Вот так все и случилось. Надо сказать, Франка оказалась очень неопытной любовницей, но глубокое знание теории, страсть и желание с лихвой покрыли этот недостаток. И вообще: а недостаток ли это?
Потом мы просто лежали: я дремал, находясь где-то на грани между сном и явью, а гнома, уютно пристроившись у меня на плече, тихонечко мурлыкала, как пригревшаяся у камина большая сытая кошка.
– Зачем ты это делаешь? – неожиданно спросила она.
– Что?
– Помогаешь нам. И не надо говорить про договор. Ты делаешь больше.
– Может, я просто очень добрый? – попробовал отшутиться.
– Сомневаюсь… – хихикнула хафлингесса. – Но если так, то это еще не все. Признавайся.
– Тогда не знаю… – На самом деле я все знал, но соврать было спокойнее и привычнее.
– Я тебе нравлюсь? – Франка приподнялась на локотке и пристально посмотрела на меня.
– Да… – А здесь я ей не соврал, но и не сказал всей правды.

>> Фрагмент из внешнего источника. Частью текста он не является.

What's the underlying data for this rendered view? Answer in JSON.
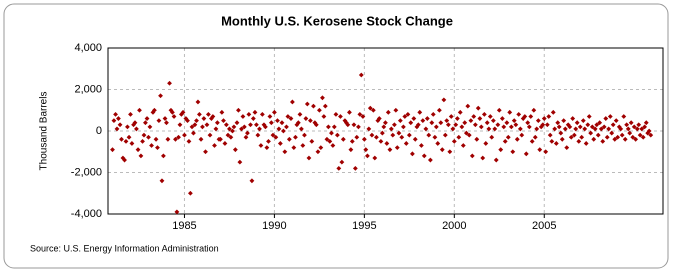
{
  "chart_data": {
    "type": "scatter",
    "title": "Monthly U.S. Kerosene Stock Change",
    "y_label": "Thousand Barrels",
    "source": "Source: U.S. Energy Information Administration",
    "color": "#a00000",
    "grid": true,
    "xlim": [
      1980.75,
      2011.6
    ],
    "xticks": [
      1985,
      1990,
      1995,
      2000,
      2005
    ],
    "ylim": [
      -4000,
      4000
    ],
    "yticks": [
      {
        "value": -4000,
        "label": "-4,000"
      },
      {
        "value": -2000,
        "label": "-2,000"
      },
      0,
      {
        "value": 2000,
        "label": "2,000"
      },
      {
        "value": 4000,
        "label": "4,000"
      }
    ],
    "x": [
      1981,
      1981.08,
      1981.17,
      1981.25,
      1981.33,
      1981.42,
      1981.5,
      1981.58,
      1981.67,
      1981.75,
      1981.83,
      1981.92,
      1982,
      1982.08,
      1982.17,
      1982.25,
      1982.33,
      1982.42,
      1982.5,
      1982.58,
      1982.67,
      1982.75,
      1982.83,
      1982.92,
      1983,
      1983.08,
      1983.17,
      1983.25,
      1983.33,
      1983.42,
      1983.5,
      1983.58,
      1983.67,
      1983.75,
      1983.83,
      1983.92,
      1984,
      1984.08,
      1984.17,
      1984.25,
      1984.33,
      1984.42,
      1984.5,
      1984.58,
      1984.67,
      1984.75,
      1984.83,
      1984.92,
      1985,
      1985.08,
      1985.17,
      1985.25,
      1985.33,
      1985.42,
      1985.5,
      1985.58,
      1985.67,
      1985.75,
      1985.83,
      1985.92,
      1986,
      1986.08,
      1986.17,
      1986.25,
      1986.33,
      1986.42,
      1986.5,
      1986.58,
      1986.67,
      1986.75,
      1986.83,
      1986.92,
      1987,
      1987.08,
      1987.17,
      1987.25,
      1987.33,
      1987.42,
      1987.5,
      1987.58,
      1987.67,
      1987.75,
      1987.83,
      1987.92,
      1988,
      1988.08,
      1988.17,
      1988.25,
      1988.33,
      1988.42,
      1988.5,
      1988.58,
      1988.67,
      1988.75,
      1988.83,
      1988.92,
      1989,
      1989.08,
      1989.17,
      1989.25,
      1989.33,
      1989.42,
      1989.5,
      1989.58,
      1989.67,
      1989.75,
      1989.83,
      1989.92,
      1990,
      1990.08,
      1990.17,
      1990.25,
      1990.33,
      1990.42,
      1990.5,
      1990.58,
      1990.67,
      1990.75,
      1990.83,
      1990.92,
      1991,
      1991.08,
      1991.17,
      1991.25,
      1991.33,
      1991.42,
      1991.5,
      1991.58,
      1991.67,
      1991.75,
      1991.83,
      1991.92,
      1992,
      1992.08,
      1992.17,
      1992.25,
      1992.33,
      1992.42,
      1992.5,
      1992.58,
      1992.67,
      1992.75,
      1992.83,
      1992.92,
      1993,
      1993.08,
      1993.17,
      1993.25,
      1993.33,
      1993.42,
      1993.5,
      1993.58,
      1993.67,
      1993.75,
      1993.83,
      1993.92,
      1994,
      1994.08,
      1994.17,
      1994.25,
      1994.33,
      1994.42,
      1994.5,
      1994.58,
      1994.67,
      1994.75,
      1994.83,
      1994.92,
      1995,
      1995.08,
      1995.17,
      1995.25,
      1995.33,
      1995.42,
      1995.5,
      1995.58,
      1995.67,
      1995.75,
      1995.83,
      1995.92,
      1996,
      1996.08,
      1996.17,
      1996.25,
      1996.33,
      1996.42,
      1996.5,
      1996.58,
      1996.67,
      1996.75,
      1996.83,
      1996.92,
      1997,
      1997.08,
      1997.17,
      1997.25,
      1997.33,
      1997.42,
      1997.5,
      1997.58,
      1997.67,
      1997.75,
      1997.83,
      1997.92,
      1998,
      1998.08,
      1998.17,
      1998.25,
      1998.33,
      1998.42,
      1998.5,
      1998.58,
      1998.67,
      1998.75,
      1998.83,
      1998.92,
      1999,
      1999.08,
      1999.17,
      1999.25,
      1999.33,
      1999.42,
      1999.5,
      1999.58,
      1999.67,
      1999.75,
      1999.83,
      1999.92,
      2000,
      2000.08,
      2000.17,
      2000.25,
      2000.33,
      2000.42,
      2000.5,
      2000.58,
      2000.67,
      2000.75,
      2000.83,
      2000.92,
      2001,
      2001.08,
      2001.17,
      2001.25,
      2001.33,
      2001.42,
      2001.5,
      2001.58,
      2001.67,
      2001.75,
      2001.83,
      2001.92,
      2002,
      2002.08,
      2002.17,
      2002.25,
      2002.33,
      2002.42,
      2002.5,
      2002.58,
      2002.67,
      2002.75,
      2002.83,
      2002.92,
      2003,
      2003.08,
      2003.17,
      2003.25,
      2003.33,
      2003.42,
      2003.5,
      2003.58,
      2003.67,
      2003.75,
      2003.83,
      2003.92,
      2004,
      2004.08,
      2004.17,
      2004.25,
      2004.33,
      2004.42,
      2004.5,
      2004.58,
      2004.67,
      2004.75,
      2004.83,
      2004.92,
      2005,
      2005.08,
      2005.17,
      2005.25,
      2005.33,
      2005.42,
      2005.5,
      2005.58,
      2005.67,
      2005.75,
      2005.83,
      2005.92,
      2006,
      2006.08,
      2006.17,
      2006.25,
      2006.33,
      2006.42,
      2006.5,
      2006.58,
      2006.67,
      2006.75,
      2006.83,
      2006.92,
      2007,
      2007.08,
      2007.17,
      2007.25,
      2007.33,
      2007.42,
      2007.5,
      2007.58,
      2007.67,
      2007.75,
      2007.83,
      2007.92,
      2008,
      2008.08,
      2008.17,
      2008.25,
      2008.33,
      2008.42,
      2008.5,
      2008.58,
      2008.67,
      2008.75,
      2008.83,
      2008.92,
      2009,
      2009.08,
      2009.17,
      2009.25,
      2009.33,
      2009.42,
      2009.5,
      2009.58,
      2009.67,
      2009.75,
      2009.83,
      2009.92,
      2010,
      2010.08,
      2010.17,
      2010.25,
      2010.33,
      2010.42,
      2010.5,
      2010.58,
      2010.67,
      2010.75,
      2010.83,
      2010.92
    ],
    "values": [
      -900,
      500,
      800,
      100,
      600,
      300,
      -400,
      -1300,
      -1400,
      -500,
      200,
      -300,
      800,
      -600,
      300,
      400,
      100,
      -900,
      1000,
      -1200,
      -500,
      -200,
      400,
      600,
      -300,
      200,
      -700,
      900,
      1000,
      -400,
      -800,
      500,
      1700,
      -2400,
      -1200,
      600,
      400,
      -400,
      2300,
      1000,
      900,
      700,
      -400,
      -3900,
      -300,
      300,
      800,
      900,
      -200,
      600,
      500,
      -500,
      -3000,
      200,
      -100,
      300,
      500,
      1400,
      800,
      -400,
      200,
      600,
      -1000,
      300,
      800,
      -200,
      600,
      700,
      -700,
      100,
      400,
      -400,
      -400,
      900,
      500,
      -600,
      300,
      -200,
      100,
      -300,
      0,
      200,
      -900,
      400,
      1000,
      -1500,
      100,
      700,
      200,
      -300,
      -100,
      800,
      300,
      -2400,
      600,
      900,
      300,
      -200,
      100,
      -700,
      800,
      300,
      200,
      -800,
      -500,
      700,
      400,
      -200,
      900,
      -300,
      500,
      100,
      -600,
      400,
      0,
      -1000,
      200,
      700,
      -400,
      600,
      1400,
      -800,
      -300,
      300,
      400,
      800,
      100,
      -700,
      -200,
      600,
      1300,
      -1300,
      500,
      -500,
      1200,
      400,
      300,
      -1000,
      1000,
      -800,
      1600,
      700,
      1200,
      -400,
      200,
      -500,
      -100,
      -700,
      200,
      800,
      -200,
      -1800,
      700,
      -1500,
      -400,
      500,
      400,
      300,
      900,
      -900,
      -500,
      300,
      -1800,
      -300,
      200,
      800,
      2700,
      700,
      -400,
      -900,
      -1200,
      100,
      1100,
      -200,
      1000,
      -1300,
      -300,
      500,
      600,
      -500,
      -100,
      200,
      400,
      -600,
      900,
      -900,
      100,
      -200,
      300,
      1000,
      -800,
      -100,
      500,
      -300,
      200,
      700,
      -600,
      800,
      -200,
      400,
      -1100,
      600,
      -400,
      200,
      300,
      900,
      -700,
      500,
      -1200,
      100,
      600,
      -200,
      -1400,
      400,
      800,
      -300,
      200,
      -600,
      1000,
      400,
      -900,
      1500,
      -200,
      500,
      300,
      -1000,
      700,
      100,
      -500,
      300,
      600,
      -300,
      900,
      200,
      -700,
      400,
      -100,
      1200,
      -200,
      500,
      -1200,
      700,
      300,
      -400,
      1100,
      600,
      200,
      -1300,
      800,
      -600,
      400,
      100,
      700,
      -300,
      500,
      100,
      -1400,
      300,
      1000,
      -900,
      600,
      200,
      -500,
      400,
      -300,
      900,
      200,
      -1000,
      500,
      300,
      -400,
      800,
      100,
      -200,
      600,
      700,
      -1100,
      400,
      200,
      700,
      -500,
      1000,
      -300,
      100,
      500,
      -900,
      200,
      300,
      600,
      -1000,
      300,
      700,
      -200,
      -500,
      900,
      100,
      -600,
      400,
      200,
      -100,
      -400,
      500,
      100,
      -800,
      300,
      200,
      -300,
      600,
      -200,
      100,
      400,
      -500,
      200,
      -300,
      500,
      100,
      -600,
      300,
      700,
      -100,
      200,
      -400,
      100,
      300,
      -200,
      400,
      100,
      -500,
      200,
      600,
      -300,
      100,
      700,
      -100,
      300,
      -400,
      500,
      -300,
      200,
      100,
      -200,
      700,
      -400,
      300,
      100,
      -100,
      400,
      -300,
      200,
      -400,
      100,
      300,
      -200,
      100,
      -300,
      200,
      400,
      -100,
      0,
      -200
    ]
  }
}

Да, она мне нравится, но только как красивая женщина. Но не более. Скажу больше, я всех женщин невольно сравниваю с Маленой. И это сравнение всегда в пользу Ягушки. Почему так? Догадываюсь почему, но сейчас об этом думать не хочу.
– Тогда вернись, – попросила гнома. – Обязательно вернись. Мы с девочками будем тебя очень ждать.
– Я вернусь, – машинально пообещал я, хотя совсем и не верил в это. – Обязательно вернусь.
– Хорошо, я верю тебе, – довольно кивнула хафлингесса. – А теперь возьми меня…
И я взял. И брал почти до самого рассвета. И совсем не выспался. Но это ничего. Жизнь неожиданно может оказаться совсем короткой, поэтому надо спешить познать из нее все самое лучшее.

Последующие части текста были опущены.